Neil Maxwell

Personal information
- Full name: Neil Donald Maxwell
- Born: 12 June 1967 (age 59) Lautoka, Viti Levu, Fiji
- Batting: Right-handed
- Bowling: Right-arm fast-medium

International information
- National side: Fiji;

Domestic team information
- 1991/92–1992/93: Victoria
- 1993/94–1995/96: New South Wales
- 1997/98: Canterbury

Career statistics
| Competition | First-class | List A |
| Matches | 35 | 27 |
| Runs scored | 1,166 | 288 |
| Batting average | 25.91 | 20.57 |
| 100s/50s | 0/6 | 0/1 |
| Top score | 91 | 60 |
| Balls bowled | 6,273 | 1,263 |
| Wickets | 99 | 37 |
| Bowling average | 29.88 | 22.18 |
| 5 wickets in innings | 2 | 1 |
| 10 wickets in match | 0 | 0 |
| Best bowling | 6/56 | 5/25 |
| Catches/stumpings | 46/– | 10/– |
- Source: Cricinfo, 15 March 2010

= Neil Maxwell =

Fijian cricketer

Neil Donald Maxwell (born 12 June 1967) is a former Fijian cricketer who played in Australia. Maxwell was a right-handed batsman who bowled right-arm fast-medium. He was born at Lautoka.

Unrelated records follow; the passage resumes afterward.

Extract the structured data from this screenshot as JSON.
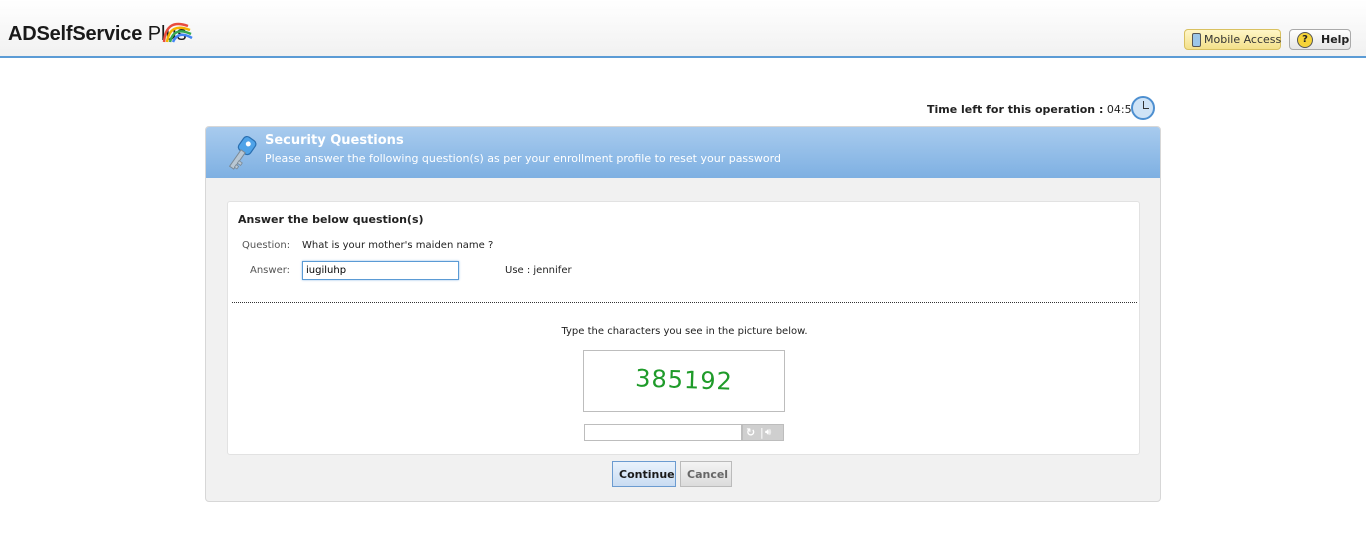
{
  "app": {
    "logo_text": "ADSelfService",
    "logo_plus": "Plus"
  },
  "header": {
    "mobile_access_label": "Mobile Access",
    "help_label": "Help"
  },
  "timer": {
    "label": "Time left for this operation :",
    "value": "04:50"
  },
  "panel": {
    "title": "Security Questions",
    "subtitle": "Please answer the following question(s) as per your enrollment profile to reset your password"
  },
  "form": {
    "heading": "Answer the below question(s)",
    "question_label": "Question:",
    "question_text": "What is your mother's maiden name ?",
    "answer_label": "Answer:",
    "answer_value": "iugiluhp",
    "hint": "Use : jennifer"
  },
  "captcha": {
    "instruction": "Type the characters you see in the picture below.",
    "image_text": "385192",
    "input_value": ""
  },
  "buttons": {
    "continue_label": "Continue",
    "cancel_label": "Cancel"
  },
  "icons": {
    "phone": "mobile-phone-icon",
    "help": "question-mark-icon",
    "clock": "clock-icon",
    "key": "key-icon",
    "refresh": "refresh-icon",
    "speaker": "speaker-icon"
  },
  "colors": {
    "header_accent": "#5b9bd5",
    "panel_header": "#7eb0e2",
    "captcha_text": "#1f9b2a"
  }
}
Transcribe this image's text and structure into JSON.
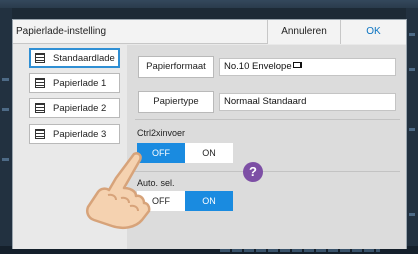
{
  "dialog": {
    "title": "Papierlade-instelling",
    "cancel_label": "Annuleren",
    "ok_label": "OK"
  },
  "trays": [
    {
      "label": "Standaardlade",
      "selected": true,
      "icon": "paper-tray-icon"
    },
    {
      "label": "Papierlade 1",
      "selected": false,
      "icon": "paper-tray-icon"
    },
    {
      "label": "Papierlade 2",
      "selected": false,
      "icon": "paper-tray-icon"
    },
    {
      "label": "Papierlade 3",
      "selected": false,
      "icon": "paper-tray-icon"
    }
  ],
  "settings": {
    "paper_size": {
      "button_label": "Papierformaat",
      "value": "No.10 Envelope",
      "value_icon": "landscape-envelope-icon"
    },
    "paper_type": {
      "button_label": "Papiertype",
      "value": "Normaal Standaard"
    },
    "ctrl2x": {
      "label": "Ctrl2xinvoer",
      "off_label": "OFF",
      "on_label": "ON",
      "selected": "OFF",
      "help_icon": "question-mark-icon"
    },
    "auto_sel": {
      "label": "Auto. sel.",
      "off_label": "OFF",
      "on_label": "ON",
      "selected": "ON"
    }
  },
  "colors": {
    "accent": "#1a8be0",
    "ok_text": "#0a73c1",
    "help": "#7d4fa5",
    "hand_fill": "#f5d2b0"
  },
  "overlay": {
    "icon": "pointing-hand-icon"
  }
}
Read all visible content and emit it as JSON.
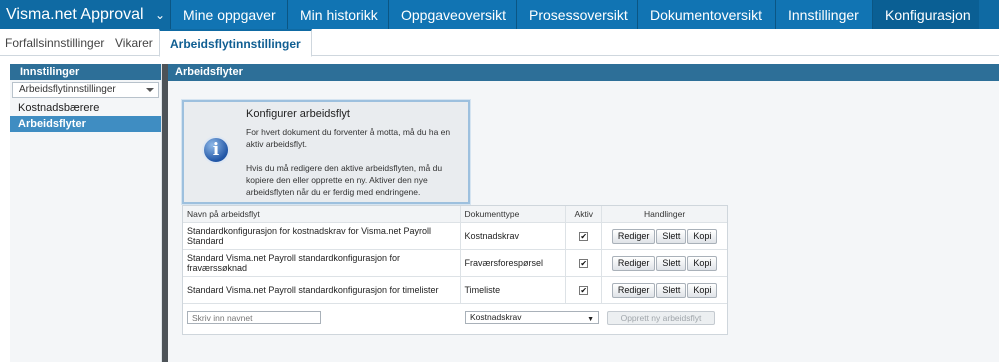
{
  "app": {
    "title": "Visma.net Approval",
    "chevron": "chevron-down-icon"
  },
  "nav": [
    "Mine oppgaver",
    "Min historikk",
    "Oppgaveoversikt",
    "Prosessoversikt",
    "Dokumentoversikt",
    "Innstillinger",
    "Konfigurasjon"
  ],
  "subtabs": [
    "Forfallsinnstillinger",
    "Vikarer",
    "Arbeidsflytinnstillinger"
  ],
  "left": {
    "header": "Innstilinger",
    "select": "Arbeidsflytinnstillinger",
    "items": [
      "Kostnadsbærere",
      "Arbeidsflyter"
    ]
  },
  "main": {
    "header": "Arbeidsflyter",
    "info": {
      "title": "Konfigurer arbeidsflyt",
      "p1": "For hvert dokument du forventer å motta, må du ha en aktiv arbeidsflyt.",
      "p2": "Hvis du må redigere den aktive arbeidsflyten, må du kopiere den eller opprette en ny. Aktiver den nye arbeidsflyten når du er ferdig med endringene.",
      "icon": "info-icon"
    },
    "table": {
      "headers": [
        "Navn på arbeidsflyt",
        "Dokumenttype",
        "Aktiv",
        "Handlinger"
      ],
      "rows": [
        {
          "name": "Standardkonfigurasjon for kostnadskrav for Visma.net Payroll Standard",
          "type": "Kostnadskrav",
          "active": "✔"
        },
        {
          "name": "Standard Visma.net Payroll standardkonfigurasjon for fraværssøknad",
          "type": "Fraværsforespørsel",
          "active": "✔"
        },
        {
          "name": "Standard Visma.net Payroll standardkonfigurasjon for timelister",
          "type": "Timeliste",
          "active": "✔"
        }
      ],
      "actions": [
        "Rediger",
        "Slett",
        "Kopi"
      ]
    },
    "footer": {
      "name_placeholder": "Skriv inn navnet",
      "type_value": "Kostnadskrav",
      "create_label": "Opprett ny arbeidsflyt"
    }
  }
}
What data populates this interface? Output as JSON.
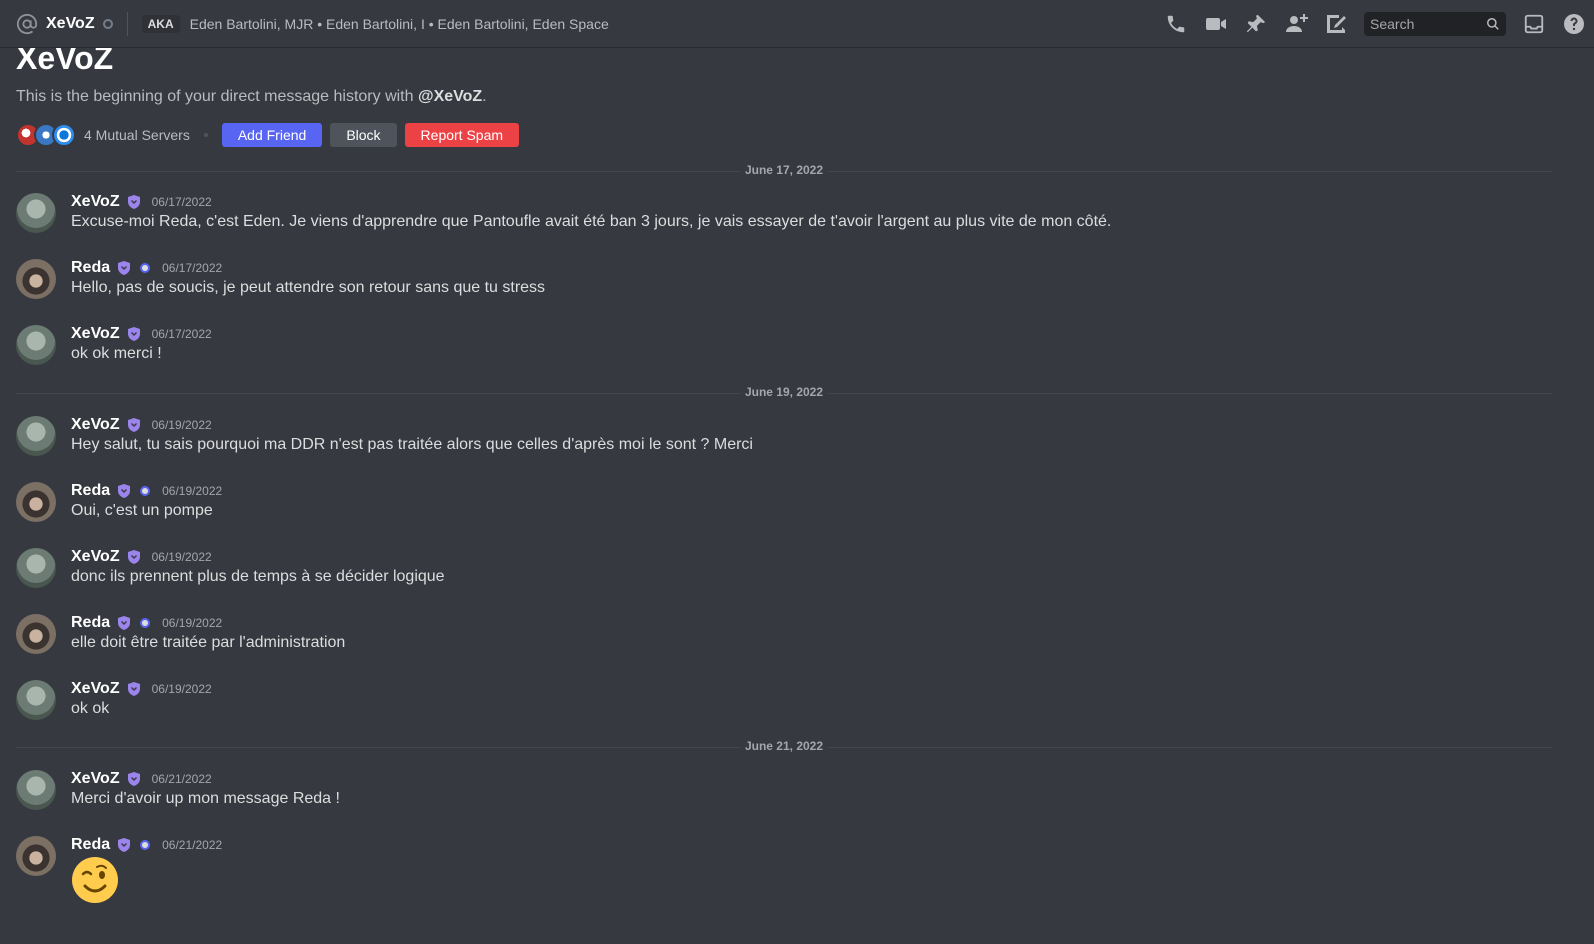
{
  "topbar": {
    "dm_name": "XeVoZ",
    "aka_label": "AKA",
    "aka_names": "Eden Bartolini, MJR • Eden Bartolini, I • Eden Bartolini, Eden Space",
    "search_placeholder": "Search"
  },
  "header": {
    "title": "XeVoZ",
    "subtitle_prefix": "This is the beginning of your direct message history with ",
    "subtitle_handle": "@XeVoZ",
    "subtitle_suffix": ".",
    "mutual_servers": "4 Mutual Servers",
    "add_friend": "Add Friend",
    "block": "Block",
    "report_spam": "Report Spam"
  },
  "dividers": [
    "June 17, 2022",
    "June 19, 2022",
    "June 21, 2022"
  ],
  "messages": [
    {
      "author": "XeVoZ",
      "time": "06/17/2022",
      "text": "Excuse-moi Reda, c'est Eden. Je viens d'apprendre que Pantoufle avait été ban 3 jours, je vais essayer de t'avoir l'argent au plus vite de mon côté."
    },
    {
      "author": "Reda",
      "time": "06/17/2022",
      "text": "Hello, pas de soucis, je peut attendre son retour sans que tu stress"
    },
    {
      "author": "XeVoZ",
      "time": "06/17/2022",
      "text": "ok ok merci !"
    },
    {
      "author": "XeVoZ",
      "time": "06/19/2022",
      "text": "Hey salut, tu sais pourquoi ma DDR n'est pas traitée alors que celles d'après moi le sont ? Merci"
    },
    {
      "author": "Reda",
      "time": "06/19/2022",
      "text": "Oui, c'est un pompe"
    },
    {
      "author": "XeVoZ",
      "time": "06/19/2022",
      "text": "donc ils prennent plus de temps à se décider logique"
    },
    {
      "author": "Reda",
      "time": "06/19/2022",
      "text": "elle doit être traitée par l'administration"
    },
    {
      "author": "XeVoZ",
      "time": "06/19/2022",
      "text": "ok ok"
    },
    {
      "author": "XeVoZ",
      "time": "06/21/2022",
      "text": "Merci d'avoir up mon message Reda !"
    },
    {
      "author": "Reda",
      "time": "06/21/2022",
      "emoji": "winking-face"
    }
  ],
  "colors": {
    "background": "#36393f",
    "blurple": "#5865f2",
    "danger": "#ed4245",
    "secondary": "#4f545c",
    "badge_purple": "#9b84ec"
  }
}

Maxwell played for Canterbury, New South Wales and Victoria cricket teams in the 1990s. He played for Fiji in the 1990 ICC Trophy in the Netherlands. He is currently the player agent for star cricketers Brett Lee and Michael Hussey, as well as formerly Adam Gilchrist.

Maxwell is the CEO for the marketing firm Insite Organisation and was formerly the CEO for the Indian Premier League franchise, the Kings XI Punjab.

His figures of 5/10 against Singapore in the 2001 ICC Trophy are the best in that competition by a Fijian.